We study a variant of the subgraph isomorphism problem that is of high interest to the quantum computing community. Our results give an algorithm to perform pattern matching in quantum circuits for many patterns simultaneously, independently of the number of patterns. After a pre-computation step in which the patterns are compiled into a decision tree, the running time is linear in the size of the input quantum circuit. More generally, we consider connected port graphs, in which every edge $e$ incident to $v$ has a label $L_v(e)$ unique in $v$. Jiang and Bunke showed that the subgraph isomorphism problem $H \subseteq G$ for such graphs can be solved in time $O(|V(G)| \cdot |V(H)|)$. We show that if in addition the graphs are directed acyclic, then the subgraph isomorphism problem can be solved for an unbounded number of patterns simultaneously. We enumerate all $m$ pattern matches in time $O(P)^{P+3/2} \cdot |V(G)| + O(m)$, where $P$ is the number of vertices of the largest pattern. In the case of quantum circuits, we can express the bound obtained in terms of the maximum number of qubits $N$ and depth $\delta$ of the patterns : $O(N)^{N + 1/2} \cdot \delta \log \delta \cdot |V(G)| + O(m)$.
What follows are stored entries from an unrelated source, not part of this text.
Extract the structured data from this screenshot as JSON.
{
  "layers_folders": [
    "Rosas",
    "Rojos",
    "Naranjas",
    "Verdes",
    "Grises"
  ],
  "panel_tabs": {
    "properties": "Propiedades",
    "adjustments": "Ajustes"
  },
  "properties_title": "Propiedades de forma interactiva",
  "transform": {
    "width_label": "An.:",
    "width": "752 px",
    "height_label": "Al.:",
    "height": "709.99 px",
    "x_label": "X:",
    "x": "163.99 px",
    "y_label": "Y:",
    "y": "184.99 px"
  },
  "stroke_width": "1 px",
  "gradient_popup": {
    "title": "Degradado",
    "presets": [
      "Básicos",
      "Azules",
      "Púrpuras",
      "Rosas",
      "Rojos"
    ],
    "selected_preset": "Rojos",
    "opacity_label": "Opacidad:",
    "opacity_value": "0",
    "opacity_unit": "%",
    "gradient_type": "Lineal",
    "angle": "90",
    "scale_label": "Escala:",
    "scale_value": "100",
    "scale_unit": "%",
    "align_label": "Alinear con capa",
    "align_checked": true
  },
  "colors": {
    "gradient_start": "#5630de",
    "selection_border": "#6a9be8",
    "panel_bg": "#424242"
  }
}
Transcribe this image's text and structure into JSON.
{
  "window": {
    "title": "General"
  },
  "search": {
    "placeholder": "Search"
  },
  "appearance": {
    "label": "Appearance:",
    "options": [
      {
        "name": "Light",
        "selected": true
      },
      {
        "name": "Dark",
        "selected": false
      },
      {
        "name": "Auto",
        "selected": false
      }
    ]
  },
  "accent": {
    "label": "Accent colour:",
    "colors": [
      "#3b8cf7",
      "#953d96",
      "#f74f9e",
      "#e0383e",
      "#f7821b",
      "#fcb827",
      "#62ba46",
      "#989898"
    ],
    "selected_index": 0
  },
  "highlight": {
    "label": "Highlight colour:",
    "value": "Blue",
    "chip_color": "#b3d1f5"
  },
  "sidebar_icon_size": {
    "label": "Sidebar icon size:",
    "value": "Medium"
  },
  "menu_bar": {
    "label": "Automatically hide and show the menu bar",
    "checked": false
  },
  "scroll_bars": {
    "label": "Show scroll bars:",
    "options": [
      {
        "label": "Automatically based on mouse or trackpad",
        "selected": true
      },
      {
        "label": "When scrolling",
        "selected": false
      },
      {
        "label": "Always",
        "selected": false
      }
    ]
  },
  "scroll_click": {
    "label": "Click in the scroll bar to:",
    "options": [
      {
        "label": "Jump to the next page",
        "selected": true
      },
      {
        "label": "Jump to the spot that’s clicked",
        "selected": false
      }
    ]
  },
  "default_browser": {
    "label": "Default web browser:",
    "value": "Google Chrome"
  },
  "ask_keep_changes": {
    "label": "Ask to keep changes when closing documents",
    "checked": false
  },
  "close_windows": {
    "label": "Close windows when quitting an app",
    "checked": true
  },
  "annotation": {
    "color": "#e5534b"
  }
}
翻译：我们研究了一个对量子计算领域具有高度重要性的子图同构问题变体。我们的成果提出了一种算法，能够同时针对量子电路中的多个模式进行模式匹配，且其性能与模式数量无关。在将模式编译成决策树的预处理步骤之后，运行时间与输入量子电路的规模呈线性关系。更一般地，我们考虑连通端口图，其中每条与顶点$v$关联的边$e$都有一个在$v$中唯一的标签$L_v(e)$。Jiang和Bunke证明，此类图的子图同构问题$H \subseteq G$可在$O(|V(G)| \cdot |V(H)|)$时间内求解。我们证明，若图额外具有有向无环性质，则子图同构问题可同时对无界数量的模式求解。我们枚举所有$m$个模式匹配，所需时间为$O(P)^{P+3/2} \cdot |V(G)| + O(m)$，其中$P$为最大模式的顶点数。在量子电路场景下，我们可用模式的最大量子比特数$N$和深度$\delta$表达该上界：$O(N)^{N + 1/2} \cdot \delta \log \delta \cdot |V(G)| + O(m)$。